ASR: Average secrecy rate of UAV-assisted MEC networks with random eavesdroppers

The rapid development of unmanned aerial vehicle (UAV) technology and mobile edge computing (MEC) has created new opportunities for efficient data processing and transmission. UAV-assisted MEC enables data transmission from UAVs to a base station (BS) equipped with MEC capabilities. However, ensuring the security of these transmissions is a concern, especially when UAVs operate in open airspace. In this paper, we introduce a coordinated multi-point (CoMP) offloading model aimed at enhancing the secure transmission performance of the network. The airspace is divided into several equal-sized hexagonal cells, with multiple UAVs collaborating to offload data to a BS with MEC. During this process, the locations of potential eavesdroppers are randomized as they attempt to intercept the data transmitted by the UAVs. Based on this model, we first derive the success communication probability (SCP) for a typical BS and an eavesdropper using stochastic geometry. We then introduce the concept of secure transmission rate, precisely the average secrecy rate (ASR). Further, we characterize the ASR in the presence of random eavesdroppers.
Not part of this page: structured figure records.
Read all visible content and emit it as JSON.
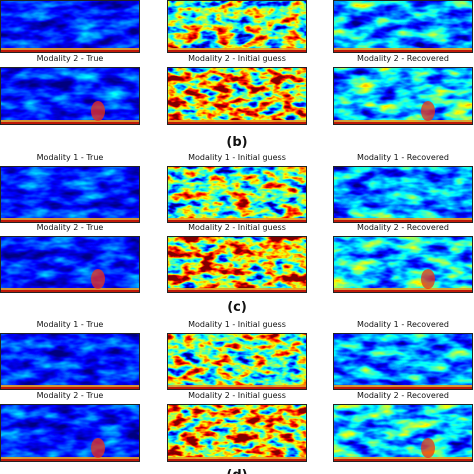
{
  "rows": [
    {
      "titles": [
        "Modality 2 - True",
        "Modality 2 - Initial guess",
        "Modality 2 - Recovered"
      ]
    },
    {
      "titles": [
        "Modality 1 - True",
        "Modality 1 - Initial guess",
        "Modality 1 - Recovered"
      ]
    },
    {
      "titles": [
        "Modality 2 - True",
        "Modality 2 - Initial guess",
        "Modality 2 - Recovered"
      ]
    },
    {
      "titles": [
        "Modality 1 - True",
        "Modality 1 - Initial guess",
        "Modality 1 - Recovered"
      ]
    },
    {
      "titles": [
        "Modality 2 - True",
        "Modality 2 - Initial guess",
        "Modality 2 - Recovered"
      ]
    }
  ],
  "captions": [
    "(b)",
    "(c)",
    "(d)"
  ]
}
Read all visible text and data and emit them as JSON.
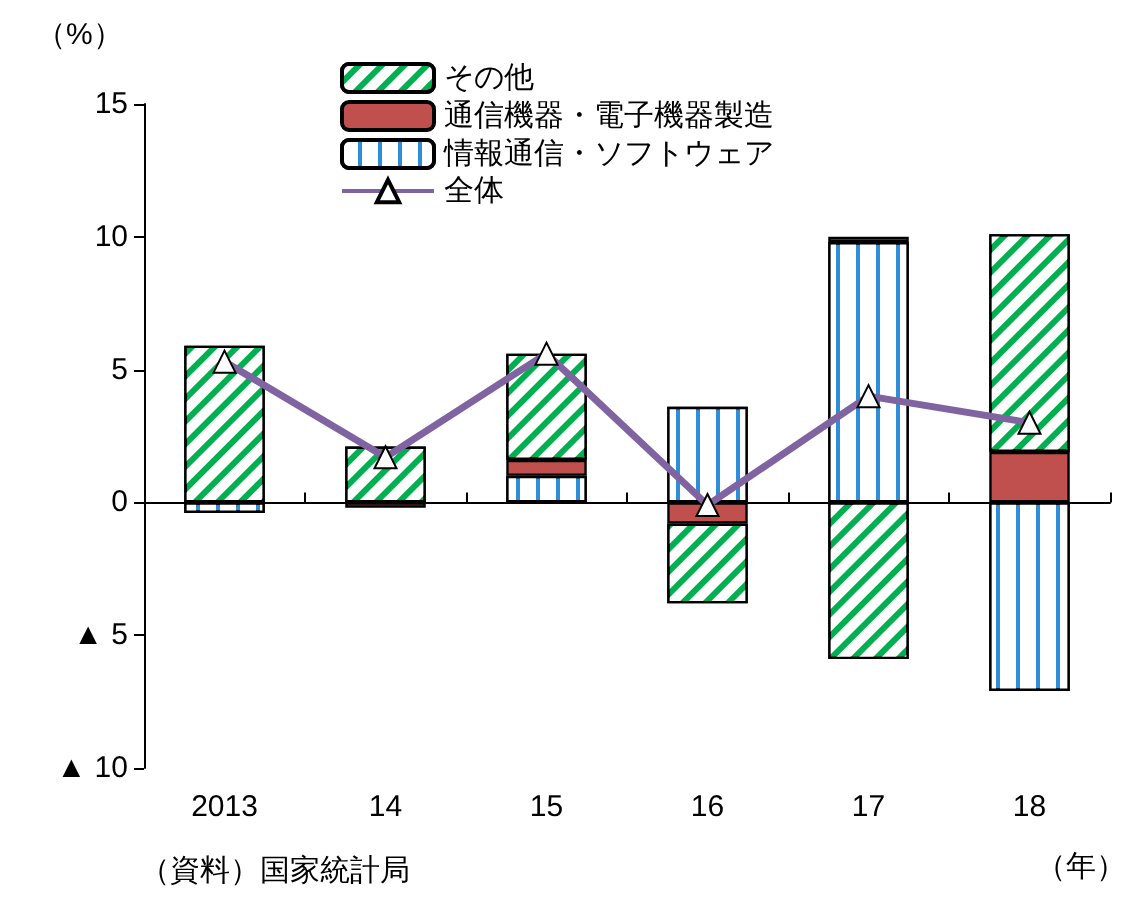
{
  "chart_data": {
    "type": "bar",
    "stacked": true,
    "categories": [
      "2013",
      "14",
      "15",
      "16",
      "17",
      "18"
    ],
    "ylabel": "（%）",
    "xlabel": "（年）",
    "ylim": [
      -10,
      15
    ],
    "yticks": [
      {
        "value": -10,
        "label": "▲ 10"
      },
      {
        "value": -5,
        "label": "▲ 5"
      },
      0,
      5,
      10,
      15
    ],
    "series": [
      {
        "name": "情報通信・ソフトウェア",
        "color": "#2e8fd8",
        "values": [
          -0.4,
          0,
          1.0,
          3.6,
          9.8,
          -7.1
        ]
      },
      {
        "name": "通信機器・電子機器製造",
        "color": "#c0504d",
        "values": [
          null,
          -0.2,
          0.6,
          -0.8,
          0.2,
          1.9
        ]
      },
      {
        "name": "その他",
        "color": "#00b050",
        "values": [
          5.9,
          2.1,
          4.0,
          -3.0,
          -5.9,
          8.2
        ]
      },
      {
        "name": "全体",
        "type": "line",
        "color": "#8064a2",
        "marker": "triangle",
        "values": [
          5.3,
          1.7,
          5.6,
          -0.1,
          4.0,
          3.0
        ]
      }
    ],
    "legend": "top",
    "annotations": [
      "（資料）国家統計局"
    ]
  }
}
Finally, we analyze the effects of various parameters on transmission performance. The results of our simulations closely align with our numerical findings, confirming the accuracy of our analysis. Notably, the ASR of the proposed system is nearly four times higher than that of an offloading model without cooperation. Moreover, compared to a user-centric offloading model with CoMP, the ASR increases by 5.37 %, enhancing system performance and reducing search overheads.